What I hear with those words are “we’re going to take people away from their friends and families, chosen or biological, as well as cutting them off from society, and put them somewhere that they won’t keep bothering all of us “normal” people.”
After all, if working a farm was the key to mental health and wellness, then studies like this one from the National Center for Farmworker Health probably wouldn’t come to conclusions such as:
“Among the 915,725 agricultural workers and their family members who received health care services at Migrant Health Centers in 2019, mental health disorders were one of the most commonly reported diagnoses.”
Two studies of LatinX farm workers found that one in three women and one in four overall suffer from “elevated depressive symptoms…significantly greater than the rate of depression among U.S. Hispanic females.”
“Nationwide, agricultural workers who report having low control in their jobs and a high psychological demand at work are more likely to experience depressive symptoms.”
“Social isolation was the strongest contributor to anxiety.”
Now, to be fair, some of those statistics were from studies with very small sample sizes, and the vast majority of them were Latinx migrants.
But when I realized that, I could hear this crinkling sound as a tinfoil hat began to materialize around my head.
If you don’t want to hear a really dystopian theory that will possibly keep you up at night, stop reading now. Seriously, even I shake my head at myself when my lovely ADHD brain chose to link up these particular things.
For those smart ones, who stop reading before the next subheading, thanks for your time and attention! I know you have a lot of choices today for your ADHD articles, and I’m grateful that you chose to click on this one. Happy reading, and may the odds be ever in your…(checks notes)* Ah, I can’t say that, copyright reasons. Well, have a nice day!
For the rest of you…buckle up.
If they were being really sneaky, this would just be part of a bigger plan.
This morning, watching John Oliver talking about how high grocery prices had motivated voters to choose the party that also promised mass deportations, my partner turned to me and said “Don’t people realize that if there are mass deportations, the grocery prices will go up because the farm workers will be gone?”
That would indeed be illogical — unless there was another workforce waiting to replace them.
Something like 11% of the American population over the age of twelve? I’m not that great at statistics, but I did find figures suggesting that immigrants make up 19% of the U.S. workforce, but only 4% of those work in agriculture…and it seems to me that 11% of the total population is a lot more than 4% of the total workforce. So yeah.

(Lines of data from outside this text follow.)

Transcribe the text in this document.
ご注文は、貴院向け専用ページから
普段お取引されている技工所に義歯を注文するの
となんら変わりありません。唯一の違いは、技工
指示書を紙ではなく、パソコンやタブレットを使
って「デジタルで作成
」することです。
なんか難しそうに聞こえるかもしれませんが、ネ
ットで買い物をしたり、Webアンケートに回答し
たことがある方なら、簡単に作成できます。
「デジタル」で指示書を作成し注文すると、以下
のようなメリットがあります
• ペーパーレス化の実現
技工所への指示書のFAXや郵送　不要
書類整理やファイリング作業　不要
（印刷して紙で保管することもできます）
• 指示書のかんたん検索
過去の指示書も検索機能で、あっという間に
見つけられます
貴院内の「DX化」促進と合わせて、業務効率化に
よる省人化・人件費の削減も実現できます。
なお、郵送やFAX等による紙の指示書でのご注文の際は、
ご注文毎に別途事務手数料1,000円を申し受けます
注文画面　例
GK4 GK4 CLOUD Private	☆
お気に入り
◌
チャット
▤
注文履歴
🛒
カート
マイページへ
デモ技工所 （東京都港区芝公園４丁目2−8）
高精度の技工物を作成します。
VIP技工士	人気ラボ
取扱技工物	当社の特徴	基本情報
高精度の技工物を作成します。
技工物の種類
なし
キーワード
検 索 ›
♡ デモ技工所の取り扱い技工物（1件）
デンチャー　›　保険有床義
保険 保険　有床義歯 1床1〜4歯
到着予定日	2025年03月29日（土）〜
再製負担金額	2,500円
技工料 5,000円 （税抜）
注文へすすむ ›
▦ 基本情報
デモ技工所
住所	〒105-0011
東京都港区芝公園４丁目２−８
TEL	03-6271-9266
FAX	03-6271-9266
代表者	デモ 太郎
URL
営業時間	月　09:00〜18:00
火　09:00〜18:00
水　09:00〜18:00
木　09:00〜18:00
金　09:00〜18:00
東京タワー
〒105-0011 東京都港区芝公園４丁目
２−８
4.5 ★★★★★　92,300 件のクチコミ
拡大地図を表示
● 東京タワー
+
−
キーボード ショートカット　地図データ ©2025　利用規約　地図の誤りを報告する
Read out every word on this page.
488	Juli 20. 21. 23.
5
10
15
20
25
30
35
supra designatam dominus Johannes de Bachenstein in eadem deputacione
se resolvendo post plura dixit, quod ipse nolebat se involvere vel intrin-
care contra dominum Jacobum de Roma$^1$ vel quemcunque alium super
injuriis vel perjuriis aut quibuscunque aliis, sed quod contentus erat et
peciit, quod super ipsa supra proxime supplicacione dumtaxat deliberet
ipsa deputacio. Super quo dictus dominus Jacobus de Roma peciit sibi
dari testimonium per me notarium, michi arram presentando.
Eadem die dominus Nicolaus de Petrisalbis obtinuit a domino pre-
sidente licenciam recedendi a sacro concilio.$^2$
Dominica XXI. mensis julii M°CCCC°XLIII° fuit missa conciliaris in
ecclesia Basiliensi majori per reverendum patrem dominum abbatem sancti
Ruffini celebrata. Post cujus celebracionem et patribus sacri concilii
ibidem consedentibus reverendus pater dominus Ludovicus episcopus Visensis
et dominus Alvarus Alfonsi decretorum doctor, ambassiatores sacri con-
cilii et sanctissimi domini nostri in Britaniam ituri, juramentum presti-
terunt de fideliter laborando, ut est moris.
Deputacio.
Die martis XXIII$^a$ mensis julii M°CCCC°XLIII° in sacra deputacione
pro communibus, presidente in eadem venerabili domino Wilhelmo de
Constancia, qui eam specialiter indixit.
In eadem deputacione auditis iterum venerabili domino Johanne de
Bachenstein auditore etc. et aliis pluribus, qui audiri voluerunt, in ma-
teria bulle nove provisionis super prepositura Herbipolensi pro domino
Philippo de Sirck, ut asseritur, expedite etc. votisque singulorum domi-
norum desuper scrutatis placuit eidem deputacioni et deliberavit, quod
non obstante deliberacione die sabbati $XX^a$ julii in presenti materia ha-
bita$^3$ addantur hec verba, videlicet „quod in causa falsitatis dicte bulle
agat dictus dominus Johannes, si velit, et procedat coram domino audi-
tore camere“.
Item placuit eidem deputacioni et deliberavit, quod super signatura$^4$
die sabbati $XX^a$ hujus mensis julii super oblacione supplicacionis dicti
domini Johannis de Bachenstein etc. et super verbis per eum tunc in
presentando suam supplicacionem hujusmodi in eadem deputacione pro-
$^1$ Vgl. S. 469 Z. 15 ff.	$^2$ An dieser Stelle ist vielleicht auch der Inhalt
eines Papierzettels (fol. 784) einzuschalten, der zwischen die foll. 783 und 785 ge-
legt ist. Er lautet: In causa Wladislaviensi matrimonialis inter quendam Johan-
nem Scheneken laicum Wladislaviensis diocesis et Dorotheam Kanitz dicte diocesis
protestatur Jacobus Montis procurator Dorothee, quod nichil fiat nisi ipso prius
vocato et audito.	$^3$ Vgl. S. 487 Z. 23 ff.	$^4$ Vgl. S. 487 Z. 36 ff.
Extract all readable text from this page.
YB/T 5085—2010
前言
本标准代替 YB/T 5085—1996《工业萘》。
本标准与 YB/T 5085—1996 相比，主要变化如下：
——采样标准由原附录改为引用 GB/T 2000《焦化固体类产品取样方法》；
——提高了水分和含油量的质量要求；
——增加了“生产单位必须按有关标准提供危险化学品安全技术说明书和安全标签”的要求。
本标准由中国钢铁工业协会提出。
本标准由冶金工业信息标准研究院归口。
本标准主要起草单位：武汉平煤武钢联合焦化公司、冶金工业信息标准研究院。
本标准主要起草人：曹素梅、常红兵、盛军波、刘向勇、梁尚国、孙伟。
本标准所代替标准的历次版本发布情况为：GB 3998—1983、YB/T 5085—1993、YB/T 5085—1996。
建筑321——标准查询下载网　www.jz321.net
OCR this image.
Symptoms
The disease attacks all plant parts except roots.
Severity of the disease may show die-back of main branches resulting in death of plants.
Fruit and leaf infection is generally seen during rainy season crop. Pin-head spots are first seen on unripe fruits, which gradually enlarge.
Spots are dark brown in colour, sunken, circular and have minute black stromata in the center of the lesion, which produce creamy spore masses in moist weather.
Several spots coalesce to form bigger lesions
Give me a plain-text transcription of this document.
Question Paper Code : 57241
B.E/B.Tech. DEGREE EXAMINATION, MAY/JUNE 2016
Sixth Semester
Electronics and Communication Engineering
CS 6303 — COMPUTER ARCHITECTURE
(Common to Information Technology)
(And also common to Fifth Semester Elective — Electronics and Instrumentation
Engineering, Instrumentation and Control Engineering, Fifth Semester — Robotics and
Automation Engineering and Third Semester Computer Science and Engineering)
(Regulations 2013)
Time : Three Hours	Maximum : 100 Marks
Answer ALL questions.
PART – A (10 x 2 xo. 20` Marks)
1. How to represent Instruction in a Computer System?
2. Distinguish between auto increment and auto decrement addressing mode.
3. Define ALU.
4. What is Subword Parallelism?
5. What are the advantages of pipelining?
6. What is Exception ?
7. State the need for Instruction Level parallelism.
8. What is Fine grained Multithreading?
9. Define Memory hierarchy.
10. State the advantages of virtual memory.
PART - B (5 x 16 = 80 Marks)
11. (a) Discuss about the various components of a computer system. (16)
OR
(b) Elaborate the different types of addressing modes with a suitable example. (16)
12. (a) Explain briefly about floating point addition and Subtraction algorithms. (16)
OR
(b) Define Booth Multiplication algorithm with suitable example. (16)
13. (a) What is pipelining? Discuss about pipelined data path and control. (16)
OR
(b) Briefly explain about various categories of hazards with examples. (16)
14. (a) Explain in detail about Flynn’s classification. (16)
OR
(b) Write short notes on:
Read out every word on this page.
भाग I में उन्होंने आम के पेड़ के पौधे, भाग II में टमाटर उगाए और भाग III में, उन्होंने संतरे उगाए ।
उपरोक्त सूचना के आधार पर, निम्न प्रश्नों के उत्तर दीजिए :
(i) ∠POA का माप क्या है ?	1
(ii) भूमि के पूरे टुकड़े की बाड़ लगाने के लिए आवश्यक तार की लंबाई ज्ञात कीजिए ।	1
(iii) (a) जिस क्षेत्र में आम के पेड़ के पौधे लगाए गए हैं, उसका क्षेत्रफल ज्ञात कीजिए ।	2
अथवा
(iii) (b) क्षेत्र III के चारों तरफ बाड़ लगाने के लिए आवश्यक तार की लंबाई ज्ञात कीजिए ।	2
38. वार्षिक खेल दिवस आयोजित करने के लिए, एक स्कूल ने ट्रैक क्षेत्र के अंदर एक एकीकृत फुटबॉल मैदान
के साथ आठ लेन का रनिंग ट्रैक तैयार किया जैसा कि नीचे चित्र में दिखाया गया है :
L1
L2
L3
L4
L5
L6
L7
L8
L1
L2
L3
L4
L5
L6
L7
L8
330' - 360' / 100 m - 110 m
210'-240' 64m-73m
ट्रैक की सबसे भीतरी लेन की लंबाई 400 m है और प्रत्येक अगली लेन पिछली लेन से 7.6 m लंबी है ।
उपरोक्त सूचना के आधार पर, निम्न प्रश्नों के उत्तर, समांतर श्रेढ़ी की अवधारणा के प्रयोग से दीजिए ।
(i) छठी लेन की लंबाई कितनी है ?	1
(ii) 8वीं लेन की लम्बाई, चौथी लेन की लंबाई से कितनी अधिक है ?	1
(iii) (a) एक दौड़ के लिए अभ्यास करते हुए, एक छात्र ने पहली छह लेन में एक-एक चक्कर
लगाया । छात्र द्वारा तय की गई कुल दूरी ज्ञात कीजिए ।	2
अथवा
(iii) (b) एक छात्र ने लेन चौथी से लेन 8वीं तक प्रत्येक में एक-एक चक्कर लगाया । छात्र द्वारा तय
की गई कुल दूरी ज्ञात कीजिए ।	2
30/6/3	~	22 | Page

They can easily replace the deportees in the name of “wellness”
By taking away their medication they would likely exacerbate the illnesses treated by them
By taking away their cell phones they remove the possibility of communicating with anyone outside of the “farm.”
I know. That’s crazy talk.
Couldn’t happen in the land of the free and the home of the brave, right? I hope you’re right. I really do hope this is just my brain leaping to way-too-outlandish conclusions.
But I keep thinking about other “farms” that are supposed to have been good for the people sent to them — from the Maoist “Up to the Mountains and Down to the Countryside Movement” to the ubiquitous parental “…we sent him to a nice farm up north…”
Seems to me the idea that “work will make you free” has been established to be a bad one, even if it’s supposedly free from addiction or mental illness.
I’m not going to panic.
Yet.
* (checks other notes) The “(checks notes)” is shamelessly stolen from Chuck Wendig, and I probably shouldn’t be using that either.